3 Responses to “A Virus of Opportunity”

  1. RealRick Says:

    I almost want to respond with, Thanks, Captain Obvious.

    The real question in my mind is why don’t more people see that this is obvious. Yes, when it started out, there were all sorts of scary stories and it was hard to tell just how much to believe. Now we are quite a way into it and we should be able to observe the world around us and make decisions based on that direct input.

    But there isn’t much input. I do know a handful of people who were officially determined to have had the disease. One was sick for 3 days, the others had no fever and thought the shortness of breath was from seasonal allergies. Somebody’s 86 year old aunt died from it. That does not constitute a pandemic. My family went through the 1918 Spanish Flu, and one died from it. Everybody knew people who died.

    Yet we continue to see areas locked down, people being arrested for daring to not wear a mask, people adamantly blaming Trump (exactly how was he going to cure that virus for you?), masks being sold everywhere, and panic of a proportion you wouldn’t expect in a zombie apocalypse.

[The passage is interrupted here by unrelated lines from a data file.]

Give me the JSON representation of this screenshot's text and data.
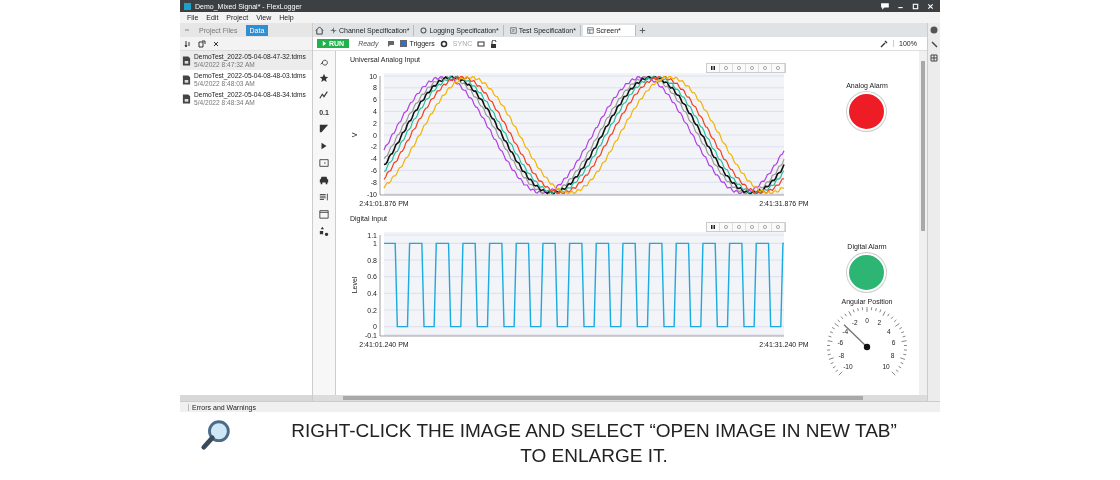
{
  "window": {
    "title": "Demo_Mixed Signal* - FlexLogger"
  },
  "menu": [
    "File",
    "Edit",
    "Project",
    "View",
    "Help"
  ],
  "panel_tabs": [
    {
      "label": "Project Files",
      "selected": false
    },
    {
      "label": "Data",
      "selected": true
    }
  ],
  "files": [
    {
      "name": "DemoTest_2022-05-04-08-47-32.tdms",
      "date": "5/4/2022 8:47:32 AM",
      "selected": true
    },
    {
      "name": "DemoTest_2022-05-04-08-48-03.tdms",
      "date": "5/4/2022 8:48:03 AM",
      "selected": false
    },
    {
      "name": "DemoTest_2022-05-04-08-48-34.tdms",
      "date": "5/4/2022 8:48:34 AM",
      "selected": false
    }
  ],
  "doc_tabs": [
    {
      "label": "Channel Specification*",
      "kind": "channels",
      "selected": false
    },
    {
      "label": "Logging Specification*",
      "kind": "logging",
      "selected": false
    },
    {
      "label": "Test Specification*",
      "kind": "test",
      "selected": false
    },
    {
      "label": "Screen*",
      "kind": "screen",
      "selected": true
    }
  ],
  "toolbar": {
    "run": "RUN",
    "status": "Ready",
    "triggers": {
      "label": "Triggers",
      "checked": true
    },
    "sync": {
      "label": "SYNC",
      "disabled": true
    },
    "zoom": "100%"
  },
  "tools": [
    {
      "kind": "search"
    },
    {
      "kind": "favorite"
    },
    {
      "kind": "chart"
    },
    {
      "kind": "numeric",
      "label": "0.1"
    },
    {
      "kind": "gauge"
    },
    {
      "kind": "play"
    },
    {
      "kind": "panel"
    },
    {
      "kind": "vehicle"
    },
    {
      "kind": "list"
    },
    {
      "kind": "media"
    },
    {
      "kind": "shapes"
    }
  ],
  "charts": [
    {
      "kind": "analog",
      "title": "Universal Analog Input",
      "ylabel": "V",
      "yticks": [
        "10",
        "8",
        "6",
        "4",
        "2",
        "0",
        "-2",
        "-4",
        "-6",
        "-8",
        "-10"
      ],
      "x_start": "2:41:01.876 PM",
      "x_end": "2:41:31.876 PM"
    },
    {
      "kind": "digital",
      "title": "Digital Input",
      "ylabel": "Level",
      "yticks": [
        "1.1",
        "1",
        "0.8",
        "0.6",
        "0.4",
        "0.2",
        "0",
        "-0.1"
      ],
      "x_start": "2:41:01.240 PM",
      "x_end": "2:41:31.240 PM"
    }
  ],
  "indicators": [
    {
      "label": "Analog Alarm",
      "color": "#ee1c25"
    },
    {
      "label": "Digital Alarm",
      "color": "#2db573"
    }
  ],
  "gauge": {
    "label": "Angular Position",
    "ticks": [
      "0",
      "-2",
      "2",
      "-4",
      "4",
      "-6",
      "6",
      "-8",
      "8",
      "-10",
      "10"
    ],
    "level": 0.33
  },
  "status_bar": {
    "label": "Errors and Warnings"
  },
  "caption": "RIGHT-CLICK THE IMAGE AND SELECT “OPEN IMAGE IN NEW TAB”\nTO ENLARGE IT."
}
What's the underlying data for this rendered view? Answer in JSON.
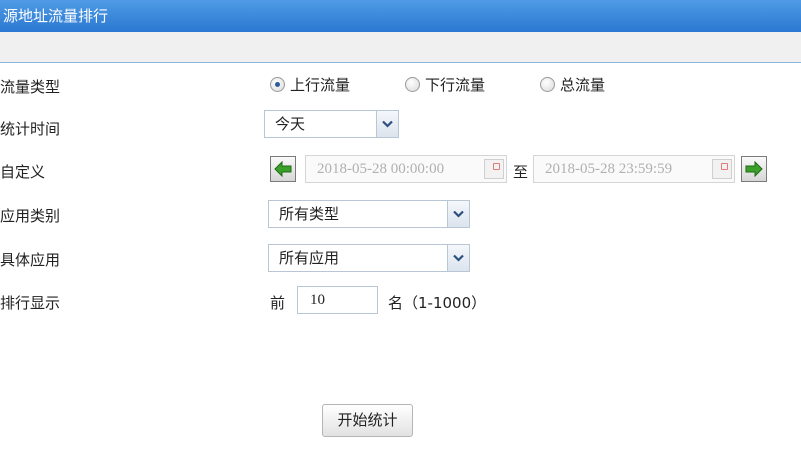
{
  "window": {
    "title": "源地址流量排行"
  },
  "form": {
    "traffic_type": {
      "label": "流量类型",
      "options": [
        {
          "label": "上行流量",
          "checked": true
        },
        {
          "label": "下行流量",
          "checked": false
        },
        {
          "label": "总流量",
          "checked": false
        }
      ]
    },
    "stat_time": {
      "label": "统计时间",
      "value": "今天"
    },
    "custom": {
      "label": "自定义",
      "start": "2018-05-28 00:00:00",
      "separator": "至",
      "end": "2018-05-28 23:59:59"
    },
    "app_category": {
      "label": "应用类别",
      "value": "所有类型"
    },
    "app": {
      "label": "具体应用",
      "value": "所有应用"
    },
    "rank": {
      "label": "排行显示",
      "prefix": "前",
      "value": "10",
      "suffix": "名（1-1000）"
    }
  },
  "actions": {
    "start_label": "开始统计"
  },
  "colors": {
    "titlebar": "#2a78d1",
    "accent": "#2a5d9a",
    "arrow_green": "#3aa02a"
  }
}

    If you ask the panic fanatics, who do you know that died, they just get mad, cite CNN, and refuse to open their eyes and see for themselves. Walmart has been open since this started. They haven’t had enough people sick to shut down a single store. There are no piles of bodies from college parties or the Sturgis motorcycle rally. How is this not obvious to you??

  2. Sis Says:

    Based upon the list of symptoms CDC published recently, I had COVID from mid-January to the end of February, for approximately six weeks; and I believe it. I also believe closing down the world has done immeasurably more harm than good. I doubt we’ll ever see honest statistics of the number of deaths thanks to the pandemic having started in PRC (and apropos of nothing, if you’d told me a pandemic could be politicized any time before 2016 I’d’ve laughed in your face).

    The shutdown experiment has been tried. It failed. I think it was a dumb idea, and hope we never try it again.

  3. Tim of Angle Says:

    Unfortunately, I think it will be the first thing politicians grab in future scenarios. It offers too many virtue-sigalling and done-something-even-if-it’s-wrong opportunities for the people who are running our country today. When even Governor Abbot can’t shake it off, what hope is there?